Rating: Summary: Interesting -- Mixed Feelings Review: I am a John Updike reader and have heard from many JC Oates fans to read this novella for the powerful description and brilliance within the dialogue, so I did. Black Water is one of the only novellas I have read that could contain that much quality amidst the prose. However, though I do rate the novels I read on quality, my interest, then the balance between the two, I would have to lower the average and place a 3 among the crowd. It is great literature indeed, but I feel I could have been just fine without reading it. Subtly depressing in most parts, grotesque in many points of the story and failed to capture my interest as I voyaged past page 50. I did finish the book and out of mere dissapointment with the complete package...I read The World According to Garp, and spared the headache... I have read other JC Oates books and all I have to say is first rate...Her short stories are the greatest! Black Water just did not appeal to me, but hey, I'm human and proned not to enjoy things...Thanks...
Rating: Summary: Well written historical fiction Review: Black Water was filled with wonderful imagery. The water is described throughout the book, it fits well with the title. It was a little slow to start, but once I got into it, it was a fast read. Joyce Carol Oates takes a true historical event and portrays the character of the girl that is left to die. Oates portrays The Senator as an awful person and Kelly Kelleher as an innocent, vulnerable, young girl. Joyce Carol Oates has a opinion of the events that happened that night, and she makes it very apparent through the diction she chooses. I can sense that The Senator got away with murder because he was a Senator. It is about the cover-ups that go along with politics. It is not fair and Joyce Carol Oates capitalizes on that. This was a very good book and I would recommend it to anyone who enjoys reading historical fiction. I am 18 and reading this for my Advanced Contemporary Lit. Class. Learning about the actual event helped me to understand this book better. You can find out about what happened at your local library.
Rating: Summary: One of the most powerful books I've ever read Review: Brilliantly conceived, this novel both exhilirated and depressed me, as we go inside the mind of the young woman who's been left to drown in an overturned car by a drunk, selfish Senator. Brutal as hell, and unbelievably effective, It will knock your socks off.
Rating: Summary: Someone's little girl Review: Joyce Carol Oates has produced a relatively tasteful rendition of a tragedy filling U.S. headlines. She uses her imagination and writerly skills to reconstruct what could have happened. The story is told from the point of view of the young woman, victim, who catches the attention of the charismatic liberal political figure at a holiday party. Tellingly, the political figure and the accident victim share the same Irish-American identity. The young woman in Oates's story has an expectation the political figure will return to the scene of the accident and save her.

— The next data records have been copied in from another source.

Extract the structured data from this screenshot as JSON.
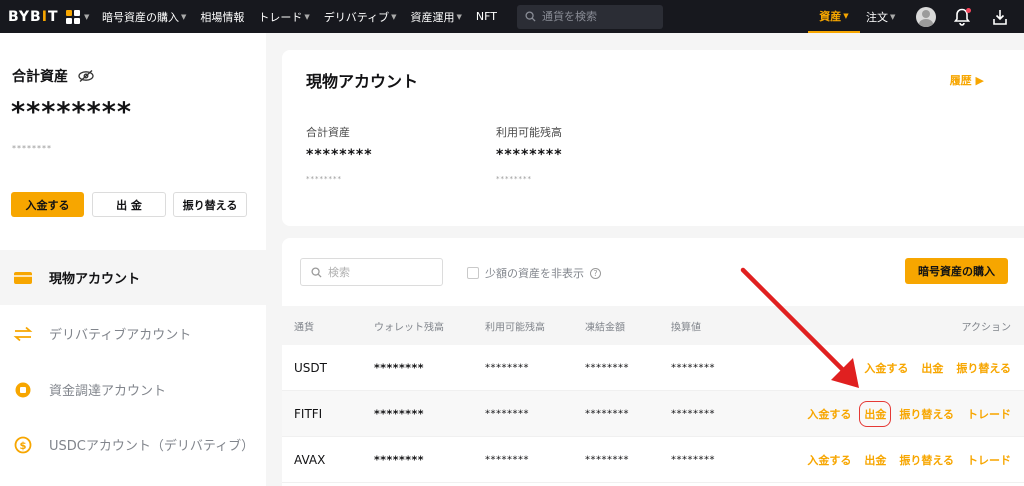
{
  "nav": {
    "logo_a": "BYB",
    "logo_b": "I",
    "logo_c": "T",
    "items": [
      "暗号資産の購入",
      "相場情報",
      "トレード",
      "デリバティブ",
      "資産運用",
      "NFT"
    ],
    "search_placeholder": "通貨を検索",
    "assets": "資産",
    "orders": "注文"
  },
  "left": {
    "total_label": "合計資産",
    "total_value": "********",
    "total_sub": "********",
    "deposit": "入金する",
    "withdraw": "出 金",
    "transfer": "振り替える",
    "accounts": [
      "現物アカウント",
      "デリバティブアカウント",
      "資金調達アカウント",
      "USDCアカウント（デリバティブ）"
    ]
  },
  "summary": {
    "title": "現物アカウント",
    "history": "履歴",
    "total_label": "合計資産",
    "total_value": "********",
    "total_sub": "********",
    "available_label": "利用可能残高",
    "available_value": "********",
    "available_sub": "********"
  },
  "table": {
    "search_placeholder": "検索",
    "hide_small": "少額の資産を非表示",
    "buy_button": "暗号資産の購入",
    "headers": [
      "通貨",
      "ウォレット残高",
      "利用可能残高",
      "凍結金額",
      "換算値",
      "アクション"
    ],
    "rows": [
      {
        "coin": "USDT",
        "wallet": "********",
        "available": "********",
        "frozen": "********",
        "value": "********",
        "actions": [
          "入金する",
          "出金",
          "振り替える"
        ]
      },
      {
        "coin": "FITFI",
        "wallet": "********",
        "available": "********",
        "frozen": "********",
        "value": "********",
        "actions": [
          "入金する",
          "出金",
          "振り替える",
          "トレード"
        ]
      },
      {
        "coin": "AVAX",
        "wallet": "********",
        "available": "********",
        "frozen": "********",
        "value": "********",
        "actions": [
          "入金する",
          "出金",
          "振り替える",
          "トレード"
        ]
      }
    ]
  },
  "colors": {
    "accent": "#f7a600",
    "nav_bg": "#17181e",
    "highlight": "#e53935"
  }
}
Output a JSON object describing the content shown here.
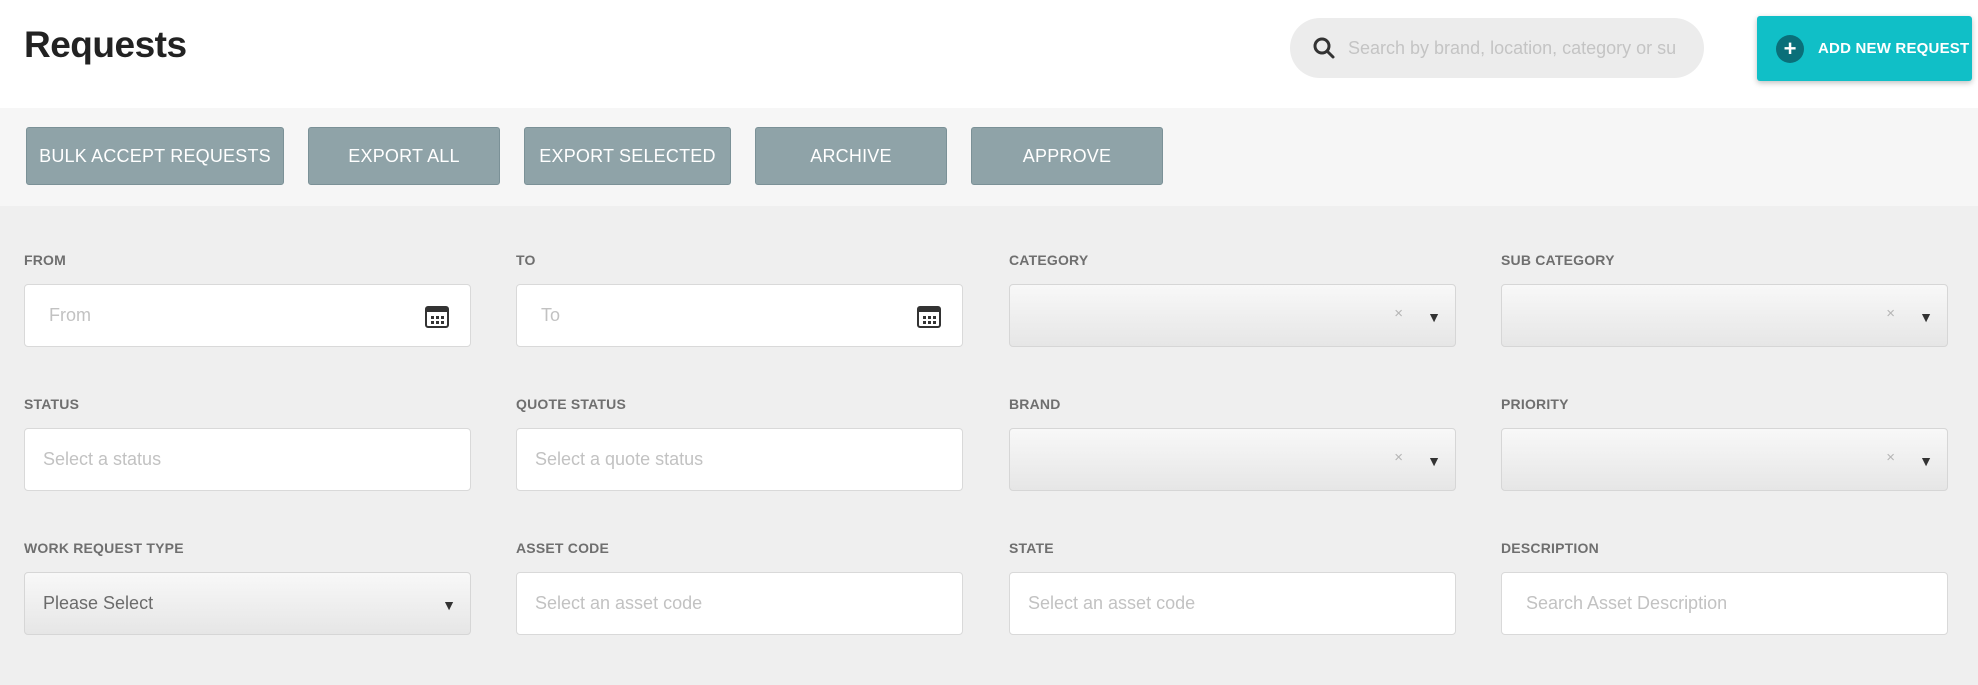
{
  "header": {
    "title": "Requests",
    "search_placeholder": "Search by brand, location, category or su",
    "add_button_label": "ADD NEW REQUEST"
  },
  "toolbar": {
    "bulk_accept": "BULK ACCEPT REQUESTS",
    "export_all": "EXPORT ALL",
    "export_selected": "EXPORT SELECTED",
    "archive": "ARCHIVE",
    "approve": "APPROVE"
  },
  "filters": {
    "from": {
      "label": "FROM",
      "placeholder": "From"
    },
    "to": {
      "label": "TO",
      "placeholder": "To"
    },
    "category": {
      "label": "CATEGORY",
      "clear": "×"
    },
    "sub_category": {
      "label": "SUB CATEGORY",
      "clear": "×"
    },
    "status": {
      "label": "STATUS",
      "placeholder": "Select a status"
    },
    "quote_status": {
      "label": "QUOTE STATUS",
      "placeholder": "Select a quote status"
    },
    "brand": {
      "label": "BRAND",
      "clear": "×"
    },
    "priority": {
      "label": "PRIORITY",
      "clear": "×"
    },
    "work_request_type": {
      "label": "WORK REQUEST TYPE",
      "value": "Please Select"
    },
    "asset_code": {
      "label": "ASSET CODE",
      "placeholder": "Select an asset code"
    },
    "state": {
      "label": "STATE",
      "placeholder": "Select an asset code"
    },
    "description": {
      "label": "DESCRIPTION",
      "placeholder": "Search Asset Description"
    }
  },
  "icons": {
    "search": "search-icon",
    "add": "plus-circle-icon",
    "calendar": "calendar-icon",
    "dropdown": "caret-down-icon",
    "clear": "clear-x-icon"
  },
  "colors": {
    "accent": "#10bfc7",
    "accent_dark": "#0a6f79",
    "toolbar_button": "#8fa3a8",
    "page_bg": "#efefef"
  }
}
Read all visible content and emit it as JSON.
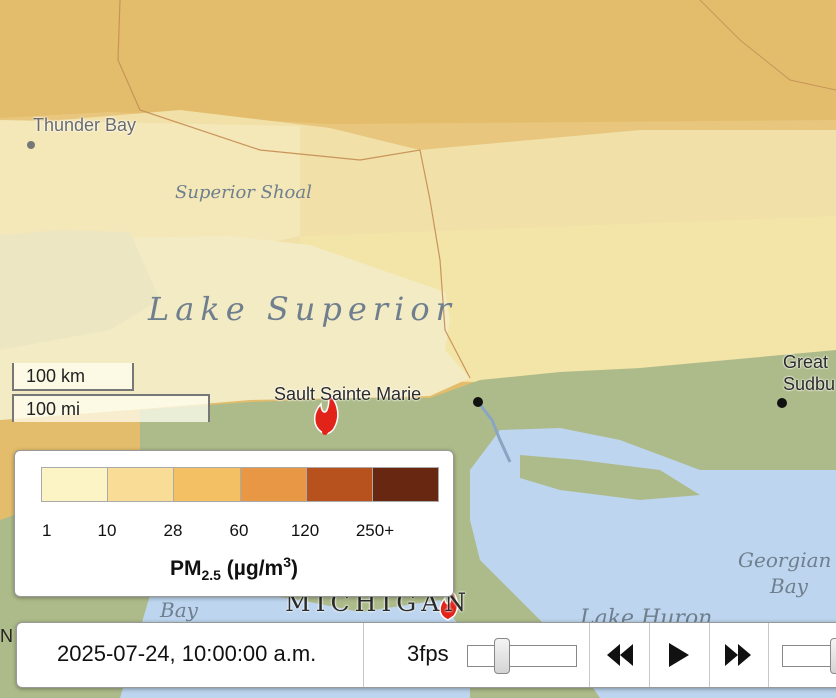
{
  "map": {
    "places": {
      "thunder_bay": "Thunder Bay",
      "sault": "Sault Sainte Marie",
      "sudbury_line1": "Great",
      "sudbury_line2": "Sudbu",
      "michigan": "MICHIGAN",
      "edge_n": "N"
    },
    "water": {
      "superior_shoal": "Superior Shoal",
      "lake_superior": "Lake Superior",
      "georgian_line1": "Georgian",
      "georgian_line2": "Bay",
      "bay": "Bay",
      "lake_huron": "Lake Huron"
    },
    "fire_icons": [
      "wildfire-icon",
      "wildfire-icon"
    ]
  },
  "scale": {
    "km": "100 km",
    "mi": "100 mi"
  },
  "legend": {
    "title_main": "PM",
    "title_sub": "2.5",
    "title_units": "(µg/m",
    "title_sup": "3",
    "title_end": ")",
    "ticks": [
      "1",
      "10",
      "28",
      "60",
      "120",
      "250+"
    ],
    "colors": [
      "#fdf4c6",
      "#f9dd96",
      "#f3c063",
      "#e89745",
      "#b7521f",
      "#682710"
    ]
  },
  "controls": {
    "timestamp": "2025-07-24, 10:00:00 a.m.",
    "fps": "3fps",
    "fps_slider_value": 0.14,
    "opacity_slider_value": 0.8
  }
}
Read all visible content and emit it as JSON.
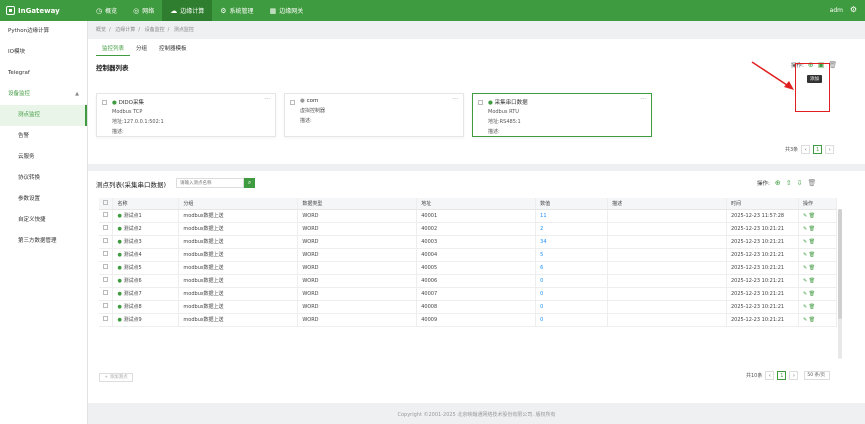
{
  "app": {
    "logo": "InGateway",
    "user": "adm"
  },
  "nav": [
    "概览",
    "网络",
    "边缘计算",
    "系统管理",
    "边缘网关"
  ],
  "sidebar": {
    "items": [
      "Python边缘计算",
      "IO模块",
      "Telegraf",
      "设备监控",
      "测点监控",
      "告警",
      "云服务",
      "协议转换",
      "参数设置",
      "自定义快捷",
      "第三方数据管理"
    ]
  },
  "breadcrumb": [
    "概览",
    "边缘计算",
    "设备监控",
    "测点监控"
  ],
  "tabs": [
    "监控列表",
    "分组",
    "控制器模板"
  ],
  "controllers": {
    "title": "控制器列表",
    "ops_label": "操作:",
    "tooltip": "添加",
    "cards": [
      {
        "name": "DIDO采集",
        "line1": "Modbus TCP",
        "line2": "地址:127.0.0.1:502:1",
        "line3": "描述:"
      },
      {
        "name": "com",
        "line1": "虚拟控制器",
        "line2": "",
        "line3": "描述:"
      },
      {
        "name": "采集串口数据",
        "line1": "Modbus RTU",
        "line2": "地址:RS485:1",
        "line3": "描述:"
      }
    ],
    "total": "共3条",
    "page": "1"
  },
  "points": {
    "title": "测点列表(采集串口数据)",
    "search_placeholder": "请输入测点名称",
    "ops_label": "操作:",
    "headers": [
      "名称",
      "分组",
      "数据类型",
      "地址",
      "数值",
      "描述",
      "时间",
      "操作"
    ],
    "rows": [
      {
        "name": "测试点1",
        "group": "modbus数据上送",
        "type": "WORD",
        "addr": "40001",
        "value": "11",
        "desc": "",
        "time": "2025-12-23 11:57:28"
      },
      {
        "name": "测试点2",
        "group": "modbus数据上送",
        "type": "WORD",
        "addr": "40002",
        "value": "2",
        "desc": "",
        "time": "2025-12-23 10:21:21"
      },
      {
        "name": "测试点3",
        "group": "modbus数据上送",
        "type": "WORD",
        "addr": "40003",
        "value": "34",
        "desc": "",
        "time": "2025-12-23 10:21:21"
      },
      {
        "name": "测试点4",
        "group": "modbus数据上送",
        "type": "WORD",
        "addr": "40004",
        "value": "5",
        "desc": "",
        "time": "2025-12-23 10:21:21"
      },
      {
        "name": "测试点5",
        "group": "modbus数据上送",
        "type": "WORD",
        "addr": "40005",
        "value": "6",
        "desc": "",
        "time": "2025-12-23 10:21:21"
      },
      {
        "name": "测试点6",
        "group": "modbus数据上送",
        "type": "WORD",
        "addr": "40006",
        "value": "0",
        "desc": "",
        "time": "2025-12-23 10:21:21"
      },
      {
        "name": "测试点7",
        "group": "modbus数据上送",
        "type": "WORD",
        "addr": "40007",
        "value": "0",
        "desc": "",
        "time": "2025-12-23 10:21:21"
      },
      {
        "name": "测试点8",
        "group": "modbus数据上送",
        "type": "WORD",
        "addr": "40008",
        "value": "0",
        "desc": "",
        "time": "2025-12-23 10:21:21"
      },
      {
        "name": "测试点9",
        "group": "modbus数据上送",
        "type": "WORD",
        "addr": "40009",
        "value": "0",
        "desc": "",
        "time": "2025-12-23 10:21:21"
      }
    ],
    "add_label": "+ 添加测点",
    "total": "共10条",
    "page": "1",
    "per_page": "50 条/页"
  },
  "footer": "Copyright ©2001-2025 北京映翰通网络技术股份有限公司. 版权所有",
  "colors": {
    "primary": "#3f9b3f",
    "highlight": "#e02020"
  }
}
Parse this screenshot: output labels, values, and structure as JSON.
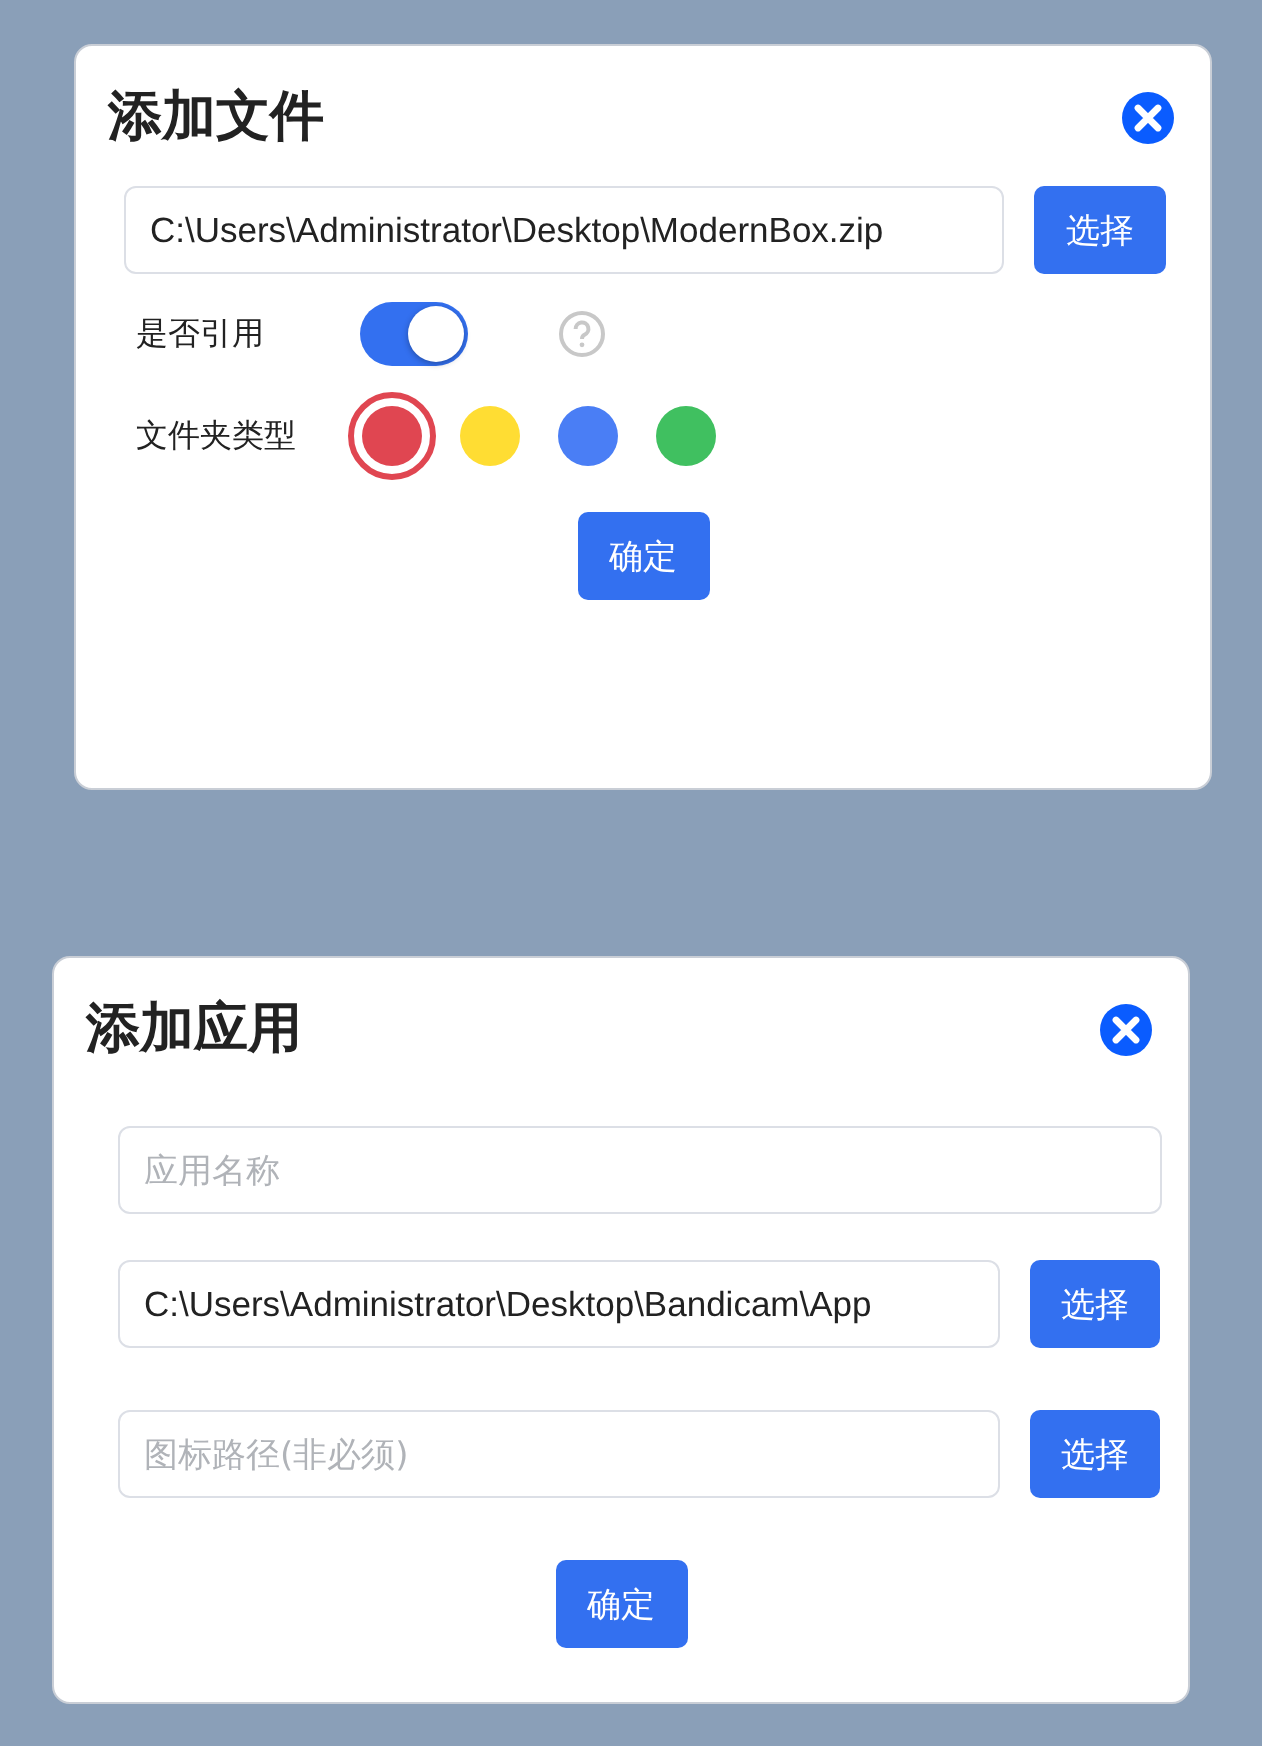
{
  "file_dialog": {
    "title": "添加文件",
    "path_field": {
      "value": "C:\\Users\\Administrator\\Desktop\\ModernBox.zip"
    },
    "choose_button": "选择",
    "reference": {
      "label": "是否引用",
      "on": true
    },
    "folder_type": {
      "label": "文件夹类型",
      "options": [
        {
          "color": "#e04651",
          "selected": true
        },
        {
          "color": "#ffdd33",
          "selected": false
        },
        {
          "color": "#4a7ef5",
          "selected": false
        },
        {
          "color": "#40c060",
          "selected": false
        }
      ]
    },
    "confirm_button": "确定"
  },
  "app_dialog": {
    "title": "添加应用",
    "name_field": {
      "placeholder": "应用名称"
    },
    "path_field": {
      "value": "C:\\Users\\Administrator\\Desktop\\Bandicam\\App"
    },
    "path_button": "选择",
    "icon_field": {
      "placeholder": "图标路径(非必须)"
    },
    "icon_button": "选择",
    "confirm_button": "确定"
  }
}
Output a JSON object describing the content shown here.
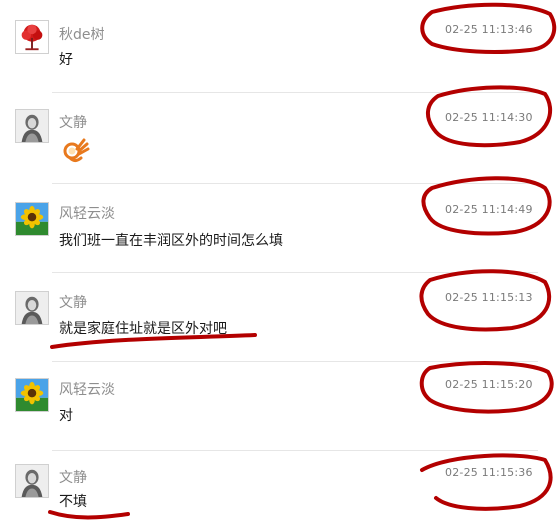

Rating: Summary: What if it were your daughter in the car? Review: OK this is a hard book to read. You can read it in about an hour-it is short enough- but still, it isn't at all easy. The details of the horrifying last minutes of a young woman's life are repeated again and again -- like a refrain in a song. Sandwiched between these chilling moments of terror is the story of how she got there--in that car, filling with water, caught, the water slowly rising. And yes it is about Chappaquiddick --and no, it is not about the young woman's psychological development. It is about a senator who left her there, drowning, to die. The details about the young woman are backdrop that makes you realize she was a real person, with a real family, with real hopes and aspirations. This book is not about her except for the fact that, unexpectedly, her life was ended-because the Senator ran away-while she was left in the car, in the dark, waiting, while the water rose. To care about her you needed background about her life. So that story is told. But this character in the book could have been about any of us. Because what the book is about is the arrogance of power. Anyone of us might have gotten into that car, seduced by the allure of power. Any of us could have ended up being left there drowning. It isn't my preference to think about our famous Senator from Mass. as being the character in this story. But you'd have to be dishonest to deny it. Can he have done something this revolting and still do good later in his life? Could we / should we / ever trust a person with so little integrity &/or whose judgment is this far off course? - Run for cover; look for someone to spin the story to protect you; have another drink And how can we, those of us who would like to support liberal politicians (myself included) turn our backs on a needless death with an `Accidents happen' attitude. Indeed they do happen: especially if you provide the right ingredients I don't know how close this story is to the gist of the Chappaquiddick situation (not the detail but the larger actions.) But the story sure makes one ask a lot of questions that ought to be asked about what we expect from a political leader, about how class privilege functions, about how we let ourselves accept easy answers to difficult questions and compromise our own principles in the process...maybe not unlike the Senator - just on a different scale.